The network developed by Military Intelligence includes all the information that exists in Israel – from the infected individual to the national statistics. The network is similar to the one used by MI to gather information in its regular capacity, and is meant to ensure that every piece of information is collected and analyzed, and that no piece of critical information falls between the chairs. The database that is now growing should allow the Health Ministry to hit its target of 15,000 tests per day, and at the same time an application was developed to help the IDF's Medical Corps manage the testing process efficiently.
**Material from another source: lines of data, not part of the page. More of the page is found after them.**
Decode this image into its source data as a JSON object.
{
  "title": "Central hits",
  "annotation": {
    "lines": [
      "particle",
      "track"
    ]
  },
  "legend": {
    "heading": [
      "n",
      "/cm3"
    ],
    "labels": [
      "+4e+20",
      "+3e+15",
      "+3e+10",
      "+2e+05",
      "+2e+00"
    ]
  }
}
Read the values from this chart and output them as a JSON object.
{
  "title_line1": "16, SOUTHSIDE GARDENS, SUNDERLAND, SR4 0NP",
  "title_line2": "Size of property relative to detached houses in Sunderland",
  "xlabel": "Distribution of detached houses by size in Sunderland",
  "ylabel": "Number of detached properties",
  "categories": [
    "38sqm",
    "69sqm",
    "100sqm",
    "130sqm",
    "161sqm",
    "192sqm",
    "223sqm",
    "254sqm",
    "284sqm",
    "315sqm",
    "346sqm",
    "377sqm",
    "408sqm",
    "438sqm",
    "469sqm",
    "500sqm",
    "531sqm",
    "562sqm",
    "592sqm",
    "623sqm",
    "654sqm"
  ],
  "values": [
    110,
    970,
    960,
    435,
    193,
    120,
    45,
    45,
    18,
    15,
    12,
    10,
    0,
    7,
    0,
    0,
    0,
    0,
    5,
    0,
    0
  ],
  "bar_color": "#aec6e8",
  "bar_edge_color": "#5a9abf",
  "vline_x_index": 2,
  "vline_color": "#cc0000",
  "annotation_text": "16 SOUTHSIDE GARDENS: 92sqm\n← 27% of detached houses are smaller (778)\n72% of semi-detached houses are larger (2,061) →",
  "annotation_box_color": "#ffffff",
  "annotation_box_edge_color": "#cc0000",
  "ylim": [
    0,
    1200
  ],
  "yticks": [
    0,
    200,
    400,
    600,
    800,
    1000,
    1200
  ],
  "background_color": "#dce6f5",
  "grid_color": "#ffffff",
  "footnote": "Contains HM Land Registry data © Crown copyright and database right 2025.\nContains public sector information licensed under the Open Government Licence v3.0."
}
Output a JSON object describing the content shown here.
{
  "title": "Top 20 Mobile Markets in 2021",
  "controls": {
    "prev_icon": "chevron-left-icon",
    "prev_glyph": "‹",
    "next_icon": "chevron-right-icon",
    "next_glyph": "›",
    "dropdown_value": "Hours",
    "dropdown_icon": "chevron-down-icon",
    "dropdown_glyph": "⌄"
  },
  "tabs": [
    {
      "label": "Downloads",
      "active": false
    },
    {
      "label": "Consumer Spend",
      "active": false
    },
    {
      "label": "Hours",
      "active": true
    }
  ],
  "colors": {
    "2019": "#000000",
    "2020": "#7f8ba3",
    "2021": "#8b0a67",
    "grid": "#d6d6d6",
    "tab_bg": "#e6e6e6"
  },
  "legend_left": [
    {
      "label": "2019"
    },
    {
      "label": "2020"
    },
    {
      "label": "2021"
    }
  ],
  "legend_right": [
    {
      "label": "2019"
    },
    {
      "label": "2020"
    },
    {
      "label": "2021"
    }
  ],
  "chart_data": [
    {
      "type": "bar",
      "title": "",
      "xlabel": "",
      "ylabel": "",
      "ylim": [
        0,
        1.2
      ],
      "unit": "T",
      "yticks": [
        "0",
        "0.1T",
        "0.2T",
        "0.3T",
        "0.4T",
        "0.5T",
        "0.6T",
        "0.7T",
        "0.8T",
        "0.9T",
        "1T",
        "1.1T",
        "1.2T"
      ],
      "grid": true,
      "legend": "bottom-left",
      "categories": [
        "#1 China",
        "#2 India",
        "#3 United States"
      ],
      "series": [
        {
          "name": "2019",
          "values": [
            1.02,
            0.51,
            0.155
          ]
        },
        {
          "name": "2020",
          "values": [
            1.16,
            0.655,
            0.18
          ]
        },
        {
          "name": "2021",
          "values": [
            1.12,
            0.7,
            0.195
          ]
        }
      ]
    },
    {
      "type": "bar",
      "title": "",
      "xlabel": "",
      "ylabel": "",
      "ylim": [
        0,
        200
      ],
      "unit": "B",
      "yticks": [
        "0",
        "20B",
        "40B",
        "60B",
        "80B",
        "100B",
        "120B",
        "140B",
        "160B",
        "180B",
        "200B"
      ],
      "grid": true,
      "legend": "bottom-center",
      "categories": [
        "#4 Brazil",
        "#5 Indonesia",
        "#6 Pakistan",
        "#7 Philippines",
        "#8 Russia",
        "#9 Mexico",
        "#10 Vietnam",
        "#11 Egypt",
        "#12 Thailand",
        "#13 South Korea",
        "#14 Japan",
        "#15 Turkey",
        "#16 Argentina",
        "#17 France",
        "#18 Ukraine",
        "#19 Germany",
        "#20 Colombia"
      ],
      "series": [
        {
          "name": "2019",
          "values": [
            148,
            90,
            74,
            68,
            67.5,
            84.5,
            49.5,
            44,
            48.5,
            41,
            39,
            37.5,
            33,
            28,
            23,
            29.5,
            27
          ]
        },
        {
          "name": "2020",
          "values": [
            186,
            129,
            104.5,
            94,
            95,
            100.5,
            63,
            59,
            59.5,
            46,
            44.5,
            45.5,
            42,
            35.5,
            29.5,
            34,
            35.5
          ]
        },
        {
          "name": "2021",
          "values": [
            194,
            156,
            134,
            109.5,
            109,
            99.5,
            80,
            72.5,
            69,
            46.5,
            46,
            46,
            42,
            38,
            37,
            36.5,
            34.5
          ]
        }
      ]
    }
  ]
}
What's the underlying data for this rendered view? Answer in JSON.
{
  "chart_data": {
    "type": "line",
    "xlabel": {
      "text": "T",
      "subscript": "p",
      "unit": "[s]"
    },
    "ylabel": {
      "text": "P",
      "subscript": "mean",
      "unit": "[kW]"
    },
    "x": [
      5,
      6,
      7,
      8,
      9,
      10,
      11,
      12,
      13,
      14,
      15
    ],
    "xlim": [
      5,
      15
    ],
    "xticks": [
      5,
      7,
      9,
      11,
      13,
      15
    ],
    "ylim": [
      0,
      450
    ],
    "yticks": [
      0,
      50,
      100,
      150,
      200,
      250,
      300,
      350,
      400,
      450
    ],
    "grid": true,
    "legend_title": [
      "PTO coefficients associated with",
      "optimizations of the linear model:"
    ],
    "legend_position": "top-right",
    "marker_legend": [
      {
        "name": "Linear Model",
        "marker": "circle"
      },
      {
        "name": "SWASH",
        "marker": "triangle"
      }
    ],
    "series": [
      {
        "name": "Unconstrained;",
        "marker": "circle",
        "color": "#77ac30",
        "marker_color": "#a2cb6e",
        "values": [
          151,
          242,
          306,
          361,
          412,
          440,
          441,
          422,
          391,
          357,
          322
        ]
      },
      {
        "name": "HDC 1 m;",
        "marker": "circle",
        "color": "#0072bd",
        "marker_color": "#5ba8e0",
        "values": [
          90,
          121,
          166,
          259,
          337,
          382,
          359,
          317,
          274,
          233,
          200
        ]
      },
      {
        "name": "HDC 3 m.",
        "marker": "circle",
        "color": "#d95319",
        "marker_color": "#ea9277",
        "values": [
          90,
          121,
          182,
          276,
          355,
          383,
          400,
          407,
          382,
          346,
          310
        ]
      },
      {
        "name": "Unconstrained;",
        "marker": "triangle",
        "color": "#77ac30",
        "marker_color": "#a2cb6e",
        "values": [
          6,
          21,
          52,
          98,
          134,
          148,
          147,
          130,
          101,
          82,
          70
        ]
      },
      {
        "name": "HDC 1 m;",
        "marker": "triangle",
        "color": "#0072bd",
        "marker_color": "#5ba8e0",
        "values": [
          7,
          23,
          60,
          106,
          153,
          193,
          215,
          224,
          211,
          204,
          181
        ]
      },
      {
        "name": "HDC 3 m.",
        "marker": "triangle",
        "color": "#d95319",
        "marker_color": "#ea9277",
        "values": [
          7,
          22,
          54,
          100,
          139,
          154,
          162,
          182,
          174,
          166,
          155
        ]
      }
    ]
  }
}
MI is also involved in a series of other initiatives – spearheaded by the Special Operations Division – among them converting basic ventilators to mechanical ventilators. At the beginning of next week, Sheba Medical Center will conduct a test on the ventilation system that has been developed. It's success will put to use the thousands of ventilators in the country already and spare Israel the need to compete with other countries desperately trying to buy the expensive machines abroad.
Another initiative aims to convert ambulances to vehicles specially designed to move coronavirus patients without endangering the driver. This is being accomplished with special armor placed in the front of the vehicle. In the first phase of the project, which is already underway, 25 MDA ambulances and Home Front Command vehicles will be fitted with the special protection. Another project – to convert commercial vehicles into sample collection vehicles – will increase the mobility of the medical teams and the pace they can conduct tests across the country.